Investing News reported that energy storage market is continually influenced by innovations and discoveries in the battery metals space. Beyond lithium and cobalt, other metals, such as vanadium, are emerging as high-performing alternatives for energy storage. Despite limited mined resources, vanadium demand is on the rise as further uses for the metal are uncovered.
Vanadium prices have soared more than 130 % in the past year outperforming cobalt, lithium and nickel thanks to tightening supply and strong orders from the steel industry, which accounts for 90 percent of demand. Vanadium is also used in alloys of titanium. Only a small amount of vanadium is needed to significantly increase the strength of steel or titanium, making it useful in jet engines, high-speed aircraft, gears, axles, crankshafts, superconducting magnets and ceramics.
Roughly 85 % of the world’s vanadium is produced in China, Russia and South Africa. Since the bulk of the metal is either mined or produced as a by-product, any changes in the iron ore and steel markets are crucial to vanadium production.
For instance, last year production was halted in part because of the closure of Russia’s Kuranakh mine, which shut due to low iron ore prices and produced no material in 2017. The Highveld Steel & Vanadium mine in South Africa also shut down in 2015 for two years, affecting supply chain structure.
In China, stricter standards on rebar in earthquake zones and tighter regulations on the use of all substandard steels were announced in February. The new rules increase the vanadium content in rebar products to make them stronger. An official at the China Iron & Steel Research Institute estimates the move could increase vanadium consumption by 30 %, or 10,000 tonnes per year. The enforcement of these regulations is playing a role in vanadium’s recent price gains.

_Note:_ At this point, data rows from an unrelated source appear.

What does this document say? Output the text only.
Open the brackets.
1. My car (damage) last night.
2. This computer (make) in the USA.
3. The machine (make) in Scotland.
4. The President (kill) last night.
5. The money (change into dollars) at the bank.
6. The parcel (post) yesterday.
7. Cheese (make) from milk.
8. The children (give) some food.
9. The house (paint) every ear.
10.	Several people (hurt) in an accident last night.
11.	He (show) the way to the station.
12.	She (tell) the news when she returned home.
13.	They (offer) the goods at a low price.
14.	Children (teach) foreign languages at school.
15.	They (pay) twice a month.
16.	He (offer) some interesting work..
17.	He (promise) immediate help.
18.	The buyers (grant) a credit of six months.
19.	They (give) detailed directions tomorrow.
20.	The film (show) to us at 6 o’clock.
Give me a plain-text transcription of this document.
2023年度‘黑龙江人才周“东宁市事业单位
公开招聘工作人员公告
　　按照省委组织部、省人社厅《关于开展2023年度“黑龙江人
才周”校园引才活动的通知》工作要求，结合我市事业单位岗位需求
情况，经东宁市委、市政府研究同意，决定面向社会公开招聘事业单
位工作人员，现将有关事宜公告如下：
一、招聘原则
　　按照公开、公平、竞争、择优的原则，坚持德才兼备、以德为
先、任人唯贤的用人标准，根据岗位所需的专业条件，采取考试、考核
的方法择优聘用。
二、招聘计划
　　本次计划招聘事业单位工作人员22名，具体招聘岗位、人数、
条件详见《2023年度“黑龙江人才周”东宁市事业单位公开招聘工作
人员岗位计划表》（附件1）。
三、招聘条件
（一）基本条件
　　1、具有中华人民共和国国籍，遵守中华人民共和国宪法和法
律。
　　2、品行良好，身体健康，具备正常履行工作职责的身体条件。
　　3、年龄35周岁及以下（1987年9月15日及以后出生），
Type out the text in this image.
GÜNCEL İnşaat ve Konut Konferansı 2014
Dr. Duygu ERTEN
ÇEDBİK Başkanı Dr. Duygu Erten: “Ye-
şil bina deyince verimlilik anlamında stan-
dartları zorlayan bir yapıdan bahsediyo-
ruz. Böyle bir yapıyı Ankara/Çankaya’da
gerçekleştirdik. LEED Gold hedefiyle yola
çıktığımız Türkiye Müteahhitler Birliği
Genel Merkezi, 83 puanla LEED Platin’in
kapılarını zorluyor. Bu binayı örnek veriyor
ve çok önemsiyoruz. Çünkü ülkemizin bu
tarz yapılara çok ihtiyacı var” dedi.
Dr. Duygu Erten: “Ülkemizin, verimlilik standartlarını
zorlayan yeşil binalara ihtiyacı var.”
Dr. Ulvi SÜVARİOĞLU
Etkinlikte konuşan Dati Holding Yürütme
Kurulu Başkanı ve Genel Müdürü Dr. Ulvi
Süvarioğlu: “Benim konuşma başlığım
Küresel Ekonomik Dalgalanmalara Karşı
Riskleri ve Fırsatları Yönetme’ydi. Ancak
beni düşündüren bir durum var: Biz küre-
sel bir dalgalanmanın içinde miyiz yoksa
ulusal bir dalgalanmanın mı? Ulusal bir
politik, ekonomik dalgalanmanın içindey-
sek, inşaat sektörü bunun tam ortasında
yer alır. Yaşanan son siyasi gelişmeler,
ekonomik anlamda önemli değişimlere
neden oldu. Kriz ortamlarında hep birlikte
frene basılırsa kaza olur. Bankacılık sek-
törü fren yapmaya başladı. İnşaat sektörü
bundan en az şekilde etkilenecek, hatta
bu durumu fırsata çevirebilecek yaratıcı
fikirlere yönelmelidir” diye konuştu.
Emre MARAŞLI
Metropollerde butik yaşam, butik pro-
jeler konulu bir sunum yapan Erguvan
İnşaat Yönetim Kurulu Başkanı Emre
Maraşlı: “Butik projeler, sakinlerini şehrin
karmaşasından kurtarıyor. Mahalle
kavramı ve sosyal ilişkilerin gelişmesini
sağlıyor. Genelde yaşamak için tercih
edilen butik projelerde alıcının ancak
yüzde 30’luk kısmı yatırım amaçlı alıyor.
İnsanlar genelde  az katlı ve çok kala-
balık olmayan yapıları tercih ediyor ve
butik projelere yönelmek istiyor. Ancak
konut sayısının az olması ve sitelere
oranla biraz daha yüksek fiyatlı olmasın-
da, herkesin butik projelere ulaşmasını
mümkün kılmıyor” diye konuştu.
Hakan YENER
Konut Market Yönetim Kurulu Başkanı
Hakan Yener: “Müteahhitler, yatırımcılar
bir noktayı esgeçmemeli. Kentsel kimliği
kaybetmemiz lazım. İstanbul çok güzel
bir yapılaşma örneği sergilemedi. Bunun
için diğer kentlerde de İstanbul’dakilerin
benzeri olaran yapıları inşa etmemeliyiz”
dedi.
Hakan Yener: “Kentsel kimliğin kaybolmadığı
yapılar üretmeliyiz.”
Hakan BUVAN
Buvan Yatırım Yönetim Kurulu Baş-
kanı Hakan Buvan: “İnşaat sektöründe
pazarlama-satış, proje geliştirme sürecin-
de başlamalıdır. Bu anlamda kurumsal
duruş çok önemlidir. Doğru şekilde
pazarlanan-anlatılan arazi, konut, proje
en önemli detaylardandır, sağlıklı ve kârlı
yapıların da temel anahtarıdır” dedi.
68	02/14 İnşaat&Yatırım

But analysts are expecting a shift in how vanadium is used. With governments investing billions into renewable energy, vanadium is sought after for use in large-scale battery storage systems that can support the world’s biggest renewable energy projects.
Large-scale energy storage is a favorite topic of futurists, and justifiably so. It’s been touted as the missing link between renewable energy sources, like solar and wind, and around-the-clock 24/7 reliability. The market for large-scale energy storage systems in the US is projected to reach USD 2.5 billion by 2020 six times as much as in 2015.
In short, energy storage absorbs power so it can be generated at one time, then releases it so it can be used at another time. It is beneficial in that it levels out the flow of power, which can increase or decrease in unpredictable ways; it can be integrated into electricity systems as a backup to a main source of power; it can increase power-generation, transmission and distribution assets (i.e. absorbing power that exceeds current demand); and in some markets where the cost of energy is cheaper at various points in time, storage can help smooth out those costs.
While lithium-ion batteries are popular in electric vehicles, it’s vanadium redox flow batteries that are favored for large-scale energy storage systems. They are longer-lasting than lithium-ion batteries and have potentially unlimited recharging ability.
Vanadium flow batteries are nonflammable, compact and can be fully contained. They are reusable over semi-infinite cycles, discharge 100 percent of stored energy and do not degrade for more than 20 years. In vanadium flow batteries, energy is stored by providing electrons making V (2+, 3+), and energy is released by losing electrons to form V (4+, 5+).
VRFBs consist of two tanks of liquid. When pumped into a reactor, the two solutions flow adjacent to each other past a membrane and generate a charge by moving electrons back and forth during charging and discharging. This type of battery can offer almost unlimited energy capacity simply by using larger electrolyte storage tanks. VRFBs can be left completely discharged for long periods with no ill effects, making maintenance simpler than with other batteries, like lithium ion. VRFBs reduce the cost of storage to about 5 cents per kWh, and they outcompete lithium ion and any other solid battery for utility-scale applications. They’re safer, more scalable, longer-lasting and cheaper less than half the per kWh cost.
Tesla CEO Elon Musk might be the world’s most well known lithium-ion advocate, but vanadium has the entire country of China behind it.
The China National Development and Reform Commission recently released a policy document calling for multiple 100-MW-scale VRFB pilot projects by the end of 2020. China has also begun construction on a backup power facility in Dalian that’s said to be twice the size of Tesla’s plant in Australia and also the world’s largest battery. It will singlehandedly triple China’s grid-connected battery storage capacity.
While lithium-ion battery consumption grew 73 % from 2010 to 2014, production only increased 28 %, according to a 2017 study published in the energy research journal Joule.